Hofner (https://www.google.com/search?q=hofner+mandolin&biw=1280&bih=939&source=lnms&tbm=isch&sa=X&ved=0ahUKEwj62cnMzNXOAhXI7RQKHTyUBeYQ_AUIBygC#imgr c=Z-nEprigosu4JM%3A) also made a similar mandolin. It looks more like the Hoffner in this catalog page than the Framus did.

There were also factories in East Germany building mandolins after the country was divided.

Stringstrong
Aug-22-2016, 2:16pm
These mandolines with bright stripes and small bowlback were made in hughe masses in the Vogtland area (i.e. the border area between Saxony and former Austrian province of Bohemia -nowadays Czech Republic) from 1850 until 1945.
They were made in tiny family owned manufactures and distributed by big instrument trading companies. So they lack any label very oftenly.
I saw many of them -I live directly beside the Czech
border in Austria. Their todays value is not very exciting therfore.

Here one example from my original catalogue from 1937 "Herfeld & Co":

Ausdoerrt
Aug-22-2016, 3:36pm
Yeah, I wouldn't rule out the "Czech" option.

Here's a reference to a Strunal mandolin that looks very similar to yours. http://www.ushist.com/props/mandolins.shtml

MikeEdgerton
Aug-22-2016, 3:41pm
And now the bad news.
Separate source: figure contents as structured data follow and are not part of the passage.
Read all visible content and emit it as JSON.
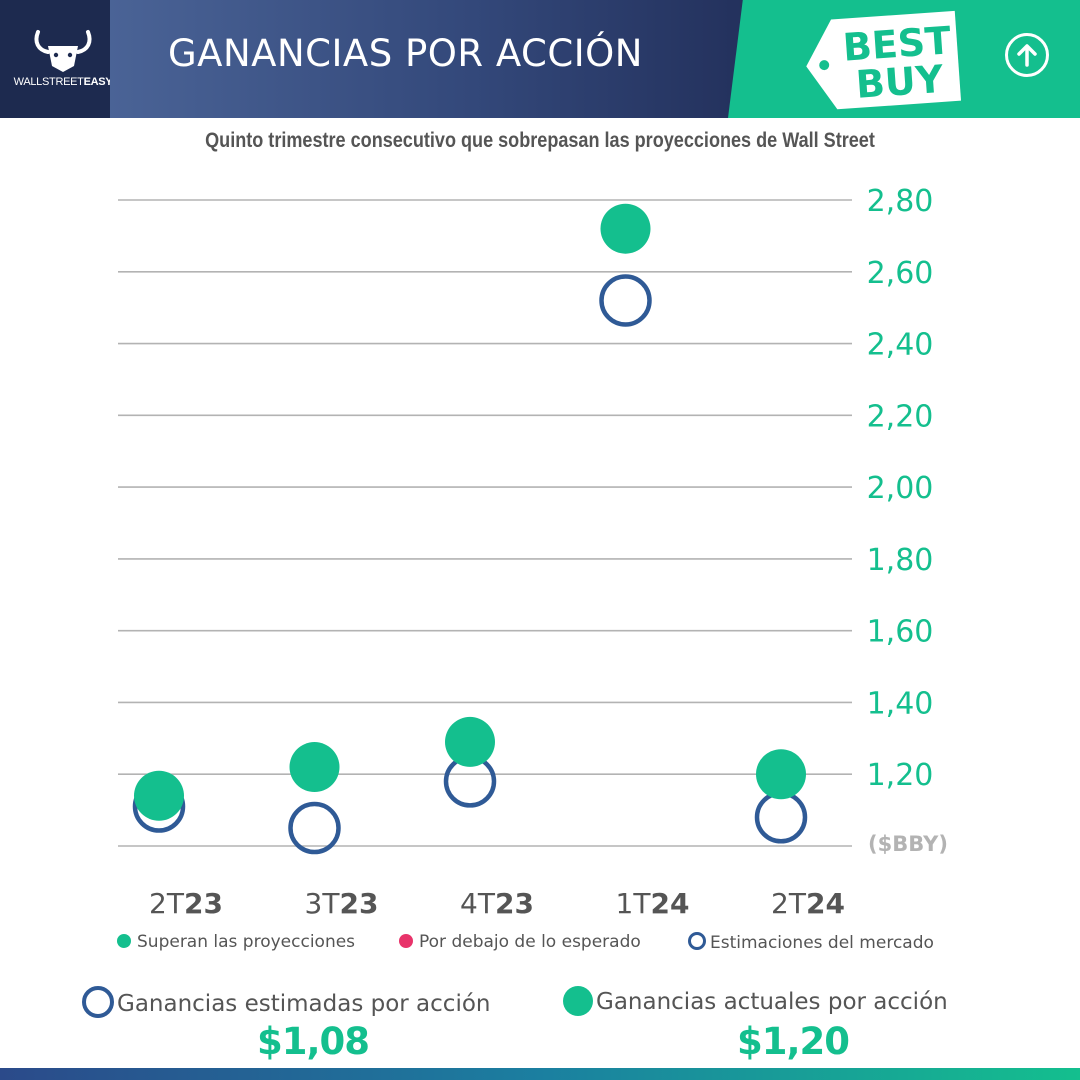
{
  "header": {
    "logo_text_light": "WALLSTREET",
    "logo_text_bold": "EASY",
    "title": "GANANCIAS POR ACCIÓN",
    "brand_line1": "BEST",
    "brand_line2": "BUY",
    "arrow_icon": "arrow-up-circle-icon"
  },
  "subtitle": "Quinto trimestre consecutivo que sobrepasan las proyecciones de Wall Street",
  "colors": {
    "green": "#14bf8e",
    "blue": "#2f5a96",
    "red": "#e8336a",
    "navy": "#1d2a4f",
    "grid": "#b3b3b3",
    "text": "#555555"
  },
  "chart_data": {
    "type": "scatter",
    "categories": [
      {
        "light": "2T",
        "bold": "23"
      },
      {
        "light": "3T",
        "bold": "23"
      },
      {
        "light": "4T",
        "bold": "23"
      },
      {
        "light": "1T",
        "bold": "24"
      },
      {
        "light": "2T",
        "bold": "24"
      }
    ],
    "series": [
      {
        "name": "Estimaciones del mercado",
        "values": [
          1.11,
          1.05,
          1.18,
          2.52,
          1.08
        ],
        "marker": "ring"
      },
      {
        "name": "Superan las proyecciones",
        "values": [
          1.14,
          1.22,
          1.29,
          2.72,
          1.2
        ],
        "marker": "dot"
      }
    ],
    "y_ticks": [
      "2,80",
      "2,60",
      "2,40",
      "2,20",
      "2,00",
      "1,80",
      "1,60",
      "1,40",
      "1,20"
    ],
    "y_tick_values": [
      2.8,
      2.6,
      2.4,
      2.2,
      2.0,
      1.8,
      1.6,
      1.4,
      1.2
    ],
    "ylim": [
      1.0,
      2.8
    ],
    "y_unit_label": "($BBY)",
    "grid": true,
    "legend_position": "bottom",
    "legend": [
      {
        "label": "Superan las proyecciones",
        "marker": "dot",
        "color": "#14bf8e"
      },
      {
        "label": "Por debajo de lo esperado",
        "marker": "dot",
        "color": "#e8336a"
      },
      {
        "label": "Estimaciones del mercado",
        "marker": "ring",
        "color": "#2f5a96"
      }
    ]
  },
  "summary": {
    "estimated_label": "Ganancias estimadas por acción",
    "estimated_value": "$1,08",
    "actual_label": "Ganancias actuales por acción",
    "actual_value": "$1,20"
  }
}
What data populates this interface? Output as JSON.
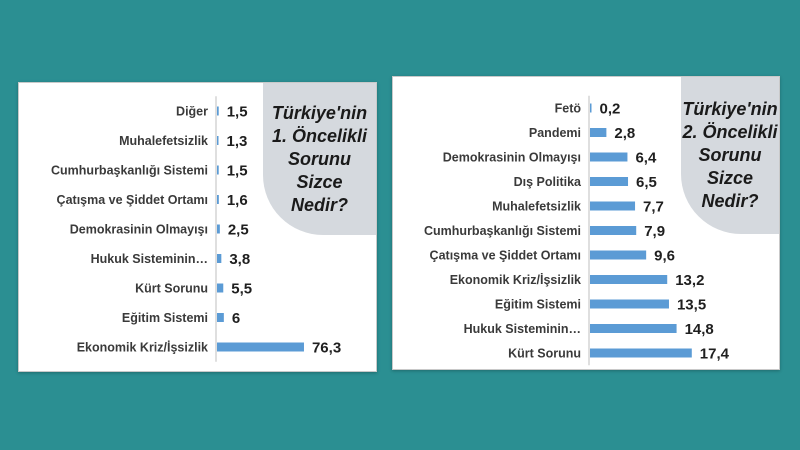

They are on eBay regularly and fail to sell.

clive austin
Aug-24-2016, 5:08am
Hi,
Thanks for the replies... plenty to go on thank you
Clive

Shelagh Moore
Aug-24-2016, 6:47am
As I already mentioned on Facebook I would also agree with others here that it is probably from around the Markneukirchen area in Saxony, close to the Czech border. I restored one almost identical to yours last year and it is now regularly used by someone just starting on the mandolin. While the value may not be monetarily high if well set up they can be a useable instrument.